Enchanters: Rapid Review
Information:
Mechanics: Head to Head, Drafting, Modular, Engine Building
Player Age: 14+ Player Count: 2 - 4 Players Time to Play: 30 - 60 Minutes
Game Designer: Rafał Cywicki, Jacek GołębiowskiGame Artist: Marta Fleter, Tomasz Mroziński, Paweł Niziołek, Bartek RepetowskiPublisher: Mythic Games, GindiYear Published: 2016BGG Weight: 1.9
Player Age: 14+
Game Designer: Rafał Cywicki, Jacek Gołębiowski
Rundown:
The game of Enchanters has players on a journey to gain the most glory. During the game you will be building an engine consisting of items, enchantment cards and the monsters you have defeated throughout your journey. Each time you purchase/defeat a card, you are covering the previous card of that type and changing the strength, defence and abilities you have. Each card has a small section of abilities or points that will not get covered from this process and is still available for use.
During a turn the player will either rest to activate an ability in the village and discard the oldest card on the journey track or they will journey which has the player spending crystals equal to the distance (and depiction) on the track. These cards consist of an item, enhancement or monster. When monsters are fought on the journey the player requires strength equal to the monsters health in order to be defeated. Damage is gained as wounds equal to any excess damage that the player’s defence doesn't protect. Each wound is worth negative one point at the end of the game.
Whichever player has the most glory at the end of the game from their cards, any possible scoring on the village card and after the wounds are negated is the winner.
Alteration:
In a game players will create the main deck by shuffling kingdoms equal to the player count (four kingdoms with only the cards marked with 2 in the case of two players). These kingdoms will contain 13 monsters of four difficulties with the strongest monster being a dragon, 3 unique items and 3 unique enhancements each appearing twice.
These kingdom decks are where the majority of variability comes from as each deck has its strength/special ability that will aid players in their goals of getting the most glory. Some kingdoms will work off the journey track (Trolls), create new attributes (Slimes and Medusae) or new tokens that will relate to them (Mummies and Werewolves). Other Kingdoms just have specific focuses such as the Unicorns who focus on healing; Troglodytes who unbury cards and return older cards with their abilities to the top of the stack, or Monks who focus on resting.
There are now more than 30 kingdoms over multiple expansions and two base games that will give enough content for the game to remain fresh for a long time.
Process:
As Enchanters is a drafting game there is a high level of interaction between players, this is made even more prominent by the rest action. When players choose to rest, the oldest card on the journey track will be discarded to make way for a new card. Players can purposely rest to remove an opponents desired card. The real core of how interactive the game gets is based on the kingdoms that players chose as some lean heavily into the take-that like the Gladiator which has players directly going against each other in duels.
Improvements:
Every expansion adds more modules that improve the game and give the players more reasons to keep coming back. My two favourite additions are the overlord and the starting banner + class.
An overlord is essentially a boss character with an attack and health value like a normal monster, but who has an ability that activates when a monster or dragon escapes due to a player resting. To fight this overlord players have to take a challenge action which discards the top of the journey deck while also paying a cost. In winning this challenge players gain reward tokens that have activated effects that can stack over multiple tokens and/or score points at the end of the game. Each kingdom has an overlord that matches the theme of the kingdom.
Normally upon starting the game players are given a basic item and enhancement. The Odyssey expansion has added classes and banners that create an asymmetrical starting point/ongoing effect that give players a different focus.
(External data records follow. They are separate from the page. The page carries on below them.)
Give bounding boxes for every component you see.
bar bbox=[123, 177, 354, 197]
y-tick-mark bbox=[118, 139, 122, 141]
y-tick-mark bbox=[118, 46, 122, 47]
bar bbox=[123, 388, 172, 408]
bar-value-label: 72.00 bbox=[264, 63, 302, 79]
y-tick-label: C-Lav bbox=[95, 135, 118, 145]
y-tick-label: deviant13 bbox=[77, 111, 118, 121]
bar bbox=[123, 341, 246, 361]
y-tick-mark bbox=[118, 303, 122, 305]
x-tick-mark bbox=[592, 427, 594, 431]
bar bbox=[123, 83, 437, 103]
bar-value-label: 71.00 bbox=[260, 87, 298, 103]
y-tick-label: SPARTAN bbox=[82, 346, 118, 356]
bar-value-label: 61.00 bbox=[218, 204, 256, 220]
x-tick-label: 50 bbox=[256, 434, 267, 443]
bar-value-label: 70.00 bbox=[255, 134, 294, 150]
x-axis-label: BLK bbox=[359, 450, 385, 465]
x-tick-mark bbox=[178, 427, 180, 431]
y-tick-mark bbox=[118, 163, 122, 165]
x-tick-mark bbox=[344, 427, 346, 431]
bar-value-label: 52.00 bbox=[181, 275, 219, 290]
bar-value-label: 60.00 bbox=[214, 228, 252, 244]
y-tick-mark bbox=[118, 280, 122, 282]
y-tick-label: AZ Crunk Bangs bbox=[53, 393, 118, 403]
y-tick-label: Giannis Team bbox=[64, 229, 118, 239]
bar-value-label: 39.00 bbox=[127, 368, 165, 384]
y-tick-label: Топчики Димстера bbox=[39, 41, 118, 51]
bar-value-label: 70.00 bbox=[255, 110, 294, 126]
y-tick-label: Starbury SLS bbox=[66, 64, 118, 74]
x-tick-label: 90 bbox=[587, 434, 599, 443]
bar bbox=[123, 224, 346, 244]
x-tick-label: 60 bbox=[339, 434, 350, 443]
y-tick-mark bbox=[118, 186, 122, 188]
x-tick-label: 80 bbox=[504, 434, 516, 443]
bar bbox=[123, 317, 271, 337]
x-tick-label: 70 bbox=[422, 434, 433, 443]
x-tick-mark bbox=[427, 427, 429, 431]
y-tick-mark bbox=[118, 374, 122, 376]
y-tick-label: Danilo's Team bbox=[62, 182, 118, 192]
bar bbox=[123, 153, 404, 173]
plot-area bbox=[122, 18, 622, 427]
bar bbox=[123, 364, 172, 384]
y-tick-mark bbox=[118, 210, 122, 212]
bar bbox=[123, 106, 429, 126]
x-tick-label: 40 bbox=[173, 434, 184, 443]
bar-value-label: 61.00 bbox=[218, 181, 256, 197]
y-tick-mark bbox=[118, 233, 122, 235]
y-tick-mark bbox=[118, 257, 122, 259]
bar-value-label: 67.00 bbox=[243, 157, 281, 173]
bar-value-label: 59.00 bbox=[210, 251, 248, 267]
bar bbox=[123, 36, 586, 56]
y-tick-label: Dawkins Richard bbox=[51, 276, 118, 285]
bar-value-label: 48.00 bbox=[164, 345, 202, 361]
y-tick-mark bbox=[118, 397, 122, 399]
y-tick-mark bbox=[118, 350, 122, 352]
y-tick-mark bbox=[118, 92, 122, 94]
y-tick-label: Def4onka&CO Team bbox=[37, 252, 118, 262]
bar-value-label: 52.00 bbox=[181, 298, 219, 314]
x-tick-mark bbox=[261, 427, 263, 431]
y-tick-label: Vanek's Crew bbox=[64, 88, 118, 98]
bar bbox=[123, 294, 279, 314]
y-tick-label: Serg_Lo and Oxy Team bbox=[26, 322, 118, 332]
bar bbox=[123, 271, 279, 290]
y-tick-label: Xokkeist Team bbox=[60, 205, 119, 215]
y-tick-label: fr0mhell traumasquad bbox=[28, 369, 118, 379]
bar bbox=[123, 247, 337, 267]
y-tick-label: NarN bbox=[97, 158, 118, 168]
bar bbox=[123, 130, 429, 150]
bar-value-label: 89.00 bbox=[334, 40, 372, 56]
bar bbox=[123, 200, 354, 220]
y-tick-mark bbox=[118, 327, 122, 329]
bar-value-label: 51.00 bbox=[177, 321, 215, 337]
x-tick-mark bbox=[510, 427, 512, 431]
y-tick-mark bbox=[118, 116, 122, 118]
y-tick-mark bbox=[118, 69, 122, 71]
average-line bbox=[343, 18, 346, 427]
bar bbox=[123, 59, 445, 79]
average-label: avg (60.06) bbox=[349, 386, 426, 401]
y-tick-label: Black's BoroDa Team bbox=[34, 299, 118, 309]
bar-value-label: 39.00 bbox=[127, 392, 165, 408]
These banners and classes are made with each kingdom in the game in mind, so they often have a particular style of play or effect that they lean into.
Determination:
- Amazing Art.
- Players can choose which decks to mix which can determine how the drafting will be.
- The game system keeps expanding the decisions while also expanding the variability.
- The game keeps revealing new drafting options even upon rest.
- The kingdom decks feel unique.
I always enjoy modular games that allow players to choose which mix of abilities or systems they want to include. Drafting is not a game mechanism that often lends itself to this modular nature. Enchanters has broken that mold with this interesting drafting game that at times doesn't even feel like drafting. Each kingdom deck feels unique and presents its own puzzle/theme and the drafting is moving at a constant pace due to the cards becoming cheaper every turn and new cards being presented. Anyone who enjoys engine building games like deck building /hand building games will feel right at home with Enchanters. This is a gem of a game that has its own unique impression of drafting that I can't get enough of. Enchanters is earning a Go-To Golden Seal.